The dividend income the company gets from its portfolio of bank shares isn’t enough to pay capital and preferred share dividends, plus management expenses of 1.35%, in addition to providing a return for the capital shares. To make up the difference, the company has to make a profit by trading its portfolio. It also aims to raise its returns by writing call options on the portfolio’s securities.

Selling call options generates a stream of income for the investor (and a stream of commissions for the brokerage firms involved). However, selling calls also tends to diminish any capital gains a portfolio might generate.

When stocks the company owns go up, holders of the call options it has sold will exercise those options and buy the stock from it at the price fixed by the option’s terms. Meanwhile, the company will want to hold on to its losers—stocks it owns that are going down—to offset its obligations under the call options it has sold.

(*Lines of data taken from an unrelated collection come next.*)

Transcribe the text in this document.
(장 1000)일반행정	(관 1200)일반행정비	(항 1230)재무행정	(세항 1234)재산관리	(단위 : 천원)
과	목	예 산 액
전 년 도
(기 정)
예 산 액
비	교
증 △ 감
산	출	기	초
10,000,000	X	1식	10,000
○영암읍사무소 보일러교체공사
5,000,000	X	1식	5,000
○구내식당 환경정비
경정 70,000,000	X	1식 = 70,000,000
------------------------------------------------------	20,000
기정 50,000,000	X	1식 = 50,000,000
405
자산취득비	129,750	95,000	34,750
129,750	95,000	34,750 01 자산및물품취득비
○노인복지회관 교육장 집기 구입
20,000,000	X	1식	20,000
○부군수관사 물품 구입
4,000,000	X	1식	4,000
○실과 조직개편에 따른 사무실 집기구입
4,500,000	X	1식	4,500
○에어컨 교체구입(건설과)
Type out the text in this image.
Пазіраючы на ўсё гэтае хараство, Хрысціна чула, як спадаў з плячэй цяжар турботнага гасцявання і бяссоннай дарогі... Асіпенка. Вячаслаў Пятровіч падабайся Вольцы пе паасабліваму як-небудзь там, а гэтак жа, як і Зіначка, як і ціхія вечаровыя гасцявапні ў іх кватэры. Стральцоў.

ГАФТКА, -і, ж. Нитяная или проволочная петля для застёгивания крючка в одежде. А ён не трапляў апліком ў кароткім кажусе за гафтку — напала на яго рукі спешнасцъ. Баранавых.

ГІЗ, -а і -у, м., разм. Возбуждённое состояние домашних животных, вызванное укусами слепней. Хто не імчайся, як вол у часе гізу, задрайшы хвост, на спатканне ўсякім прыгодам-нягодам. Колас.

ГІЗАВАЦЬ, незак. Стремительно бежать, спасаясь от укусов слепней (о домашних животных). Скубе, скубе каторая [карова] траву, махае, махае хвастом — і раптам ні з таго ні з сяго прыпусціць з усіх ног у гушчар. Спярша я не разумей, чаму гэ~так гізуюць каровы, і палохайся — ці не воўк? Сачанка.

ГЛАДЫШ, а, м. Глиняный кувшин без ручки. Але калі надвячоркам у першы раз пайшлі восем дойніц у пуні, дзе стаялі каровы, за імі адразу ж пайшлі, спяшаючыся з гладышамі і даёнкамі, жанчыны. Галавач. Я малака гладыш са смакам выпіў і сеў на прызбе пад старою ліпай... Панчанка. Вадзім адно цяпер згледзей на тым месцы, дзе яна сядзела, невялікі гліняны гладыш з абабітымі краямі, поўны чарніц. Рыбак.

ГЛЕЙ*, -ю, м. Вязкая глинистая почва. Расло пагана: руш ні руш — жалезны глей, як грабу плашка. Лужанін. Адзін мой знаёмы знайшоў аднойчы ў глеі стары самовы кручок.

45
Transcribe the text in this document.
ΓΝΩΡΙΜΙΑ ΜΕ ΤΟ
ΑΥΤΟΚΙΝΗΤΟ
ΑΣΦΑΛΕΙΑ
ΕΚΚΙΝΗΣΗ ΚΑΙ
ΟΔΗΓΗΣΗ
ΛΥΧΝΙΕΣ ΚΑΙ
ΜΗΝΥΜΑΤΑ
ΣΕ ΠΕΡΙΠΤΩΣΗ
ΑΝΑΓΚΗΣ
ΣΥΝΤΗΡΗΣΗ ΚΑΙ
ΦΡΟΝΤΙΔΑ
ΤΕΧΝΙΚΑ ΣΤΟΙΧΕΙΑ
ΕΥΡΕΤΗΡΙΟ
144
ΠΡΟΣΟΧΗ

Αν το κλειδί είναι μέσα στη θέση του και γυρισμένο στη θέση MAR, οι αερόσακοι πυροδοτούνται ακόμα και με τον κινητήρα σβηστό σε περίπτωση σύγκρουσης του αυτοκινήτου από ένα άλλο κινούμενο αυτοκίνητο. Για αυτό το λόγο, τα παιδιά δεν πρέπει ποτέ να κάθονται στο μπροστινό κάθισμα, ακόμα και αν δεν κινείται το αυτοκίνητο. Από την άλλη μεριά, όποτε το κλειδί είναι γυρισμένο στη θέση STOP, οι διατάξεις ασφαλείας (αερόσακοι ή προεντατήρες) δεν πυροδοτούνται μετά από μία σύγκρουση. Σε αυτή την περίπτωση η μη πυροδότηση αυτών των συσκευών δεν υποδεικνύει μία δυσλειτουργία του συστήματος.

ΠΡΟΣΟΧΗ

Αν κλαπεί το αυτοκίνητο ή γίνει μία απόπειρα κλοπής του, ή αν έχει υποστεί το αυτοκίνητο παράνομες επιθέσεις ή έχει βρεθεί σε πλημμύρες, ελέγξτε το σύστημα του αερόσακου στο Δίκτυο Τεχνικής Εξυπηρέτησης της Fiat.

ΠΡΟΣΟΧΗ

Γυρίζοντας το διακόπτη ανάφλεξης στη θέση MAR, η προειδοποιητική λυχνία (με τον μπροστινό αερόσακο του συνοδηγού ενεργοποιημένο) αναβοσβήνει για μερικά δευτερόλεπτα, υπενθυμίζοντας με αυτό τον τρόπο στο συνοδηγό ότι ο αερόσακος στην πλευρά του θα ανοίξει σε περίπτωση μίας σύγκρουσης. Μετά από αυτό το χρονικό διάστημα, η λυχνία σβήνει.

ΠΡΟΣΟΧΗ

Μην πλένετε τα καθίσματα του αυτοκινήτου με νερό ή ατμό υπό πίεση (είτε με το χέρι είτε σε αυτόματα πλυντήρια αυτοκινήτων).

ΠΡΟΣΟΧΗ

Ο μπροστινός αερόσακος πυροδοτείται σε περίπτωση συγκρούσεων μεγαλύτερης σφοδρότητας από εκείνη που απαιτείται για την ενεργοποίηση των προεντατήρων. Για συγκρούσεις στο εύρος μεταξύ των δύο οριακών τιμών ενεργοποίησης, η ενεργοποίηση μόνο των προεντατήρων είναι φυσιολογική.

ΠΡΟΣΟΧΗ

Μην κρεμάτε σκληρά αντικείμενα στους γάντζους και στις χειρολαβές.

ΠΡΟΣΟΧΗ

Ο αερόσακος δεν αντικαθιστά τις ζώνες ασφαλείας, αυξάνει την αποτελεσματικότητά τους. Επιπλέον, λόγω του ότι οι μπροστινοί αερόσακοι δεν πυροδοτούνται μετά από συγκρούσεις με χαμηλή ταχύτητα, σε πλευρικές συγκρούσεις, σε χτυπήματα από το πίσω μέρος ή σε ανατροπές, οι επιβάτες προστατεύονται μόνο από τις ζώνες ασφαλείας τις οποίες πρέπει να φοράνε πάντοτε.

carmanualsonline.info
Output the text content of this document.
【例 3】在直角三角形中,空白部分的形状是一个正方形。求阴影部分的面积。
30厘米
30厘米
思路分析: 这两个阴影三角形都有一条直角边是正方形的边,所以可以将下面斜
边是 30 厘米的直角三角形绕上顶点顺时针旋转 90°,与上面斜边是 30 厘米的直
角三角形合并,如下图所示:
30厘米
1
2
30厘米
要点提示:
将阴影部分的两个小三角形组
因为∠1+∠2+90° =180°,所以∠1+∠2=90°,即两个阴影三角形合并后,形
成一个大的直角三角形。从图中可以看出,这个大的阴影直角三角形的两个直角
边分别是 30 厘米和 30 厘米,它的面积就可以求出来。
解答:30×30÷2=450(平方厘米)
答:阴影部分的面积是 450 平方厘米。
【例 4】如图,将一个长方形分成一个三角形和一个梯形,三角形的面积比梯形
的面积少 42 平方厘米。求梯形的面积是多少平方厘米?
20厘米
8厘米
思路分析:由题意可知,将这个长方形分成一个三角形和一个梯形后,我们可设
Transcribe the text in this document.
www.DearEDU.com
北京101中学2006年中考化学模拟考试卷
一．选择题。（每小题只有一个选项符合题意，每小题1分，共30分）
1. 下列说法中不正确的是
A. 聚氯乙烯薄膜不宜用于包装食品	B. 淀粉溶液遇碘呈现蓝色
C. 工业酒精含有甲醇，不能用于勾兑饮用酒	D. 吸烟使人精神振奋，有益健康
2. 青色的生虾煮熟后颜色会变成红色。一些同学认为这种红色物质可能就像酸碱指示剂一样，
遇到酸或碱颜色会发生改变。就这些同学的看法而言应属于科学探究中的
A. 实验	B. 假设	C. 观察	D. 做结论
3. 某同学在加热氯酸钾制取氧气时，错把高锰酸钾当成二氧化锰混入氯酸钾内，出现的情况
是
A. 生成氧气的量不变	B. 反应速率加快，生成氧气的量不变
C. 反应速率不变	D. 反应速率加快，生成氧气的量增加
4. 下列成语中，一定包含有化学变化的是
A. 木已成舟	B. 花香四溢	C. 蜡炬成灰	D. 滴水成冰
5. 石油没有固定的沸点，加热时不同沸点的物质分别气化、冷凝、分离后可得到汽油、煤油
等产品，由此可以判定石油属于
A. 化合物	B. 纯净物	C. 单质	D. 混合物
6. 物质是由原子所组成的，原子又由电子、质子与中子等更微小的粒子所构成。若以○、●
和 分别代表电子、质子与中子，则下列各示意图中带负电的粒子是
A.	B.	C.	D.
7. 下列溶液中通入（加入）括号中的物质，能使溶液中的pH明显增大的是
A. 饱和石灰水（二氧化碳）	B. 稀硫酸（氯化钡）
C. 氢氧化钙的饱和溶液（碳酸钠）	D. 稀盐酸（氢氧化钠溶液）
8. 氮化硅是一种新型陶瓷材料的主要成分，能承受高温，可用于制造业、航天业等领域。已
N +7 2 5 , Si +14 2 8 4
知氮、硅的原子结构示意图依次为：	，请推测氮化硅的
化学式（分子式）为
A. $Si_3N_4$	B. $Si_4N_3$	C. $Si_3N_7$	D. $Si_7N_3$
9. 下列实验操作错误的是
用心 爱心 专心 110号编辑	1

We see five of the six stocks Canadian Banc Corp. owns as buys (TD Bank, CIBC, Royal Bank, Bank of Montreal and Bank of Nova Scotia). The sixth stock, National Bank, is okay to hold. However, you are better off purchasing these stocks directly.

While dabbling in options can generate income, in our opinion it will eventually lead to a lower rate of return, if not outright losses.

TSI Network recommendation: SELL both capital and preferred shares.

Comments

  • Robert 

    Split shares of any type are notoriously bad, and rely on deft active and frequent trading. Even these traders are ultimately no match for ‘the house’ and will either get trapped or constrained by an options position that they can’t get themselves out of.

    If you can afford $6,000 worth of split shares, buy 100 shares of TD instead and put them in a DRIP and go back to bed.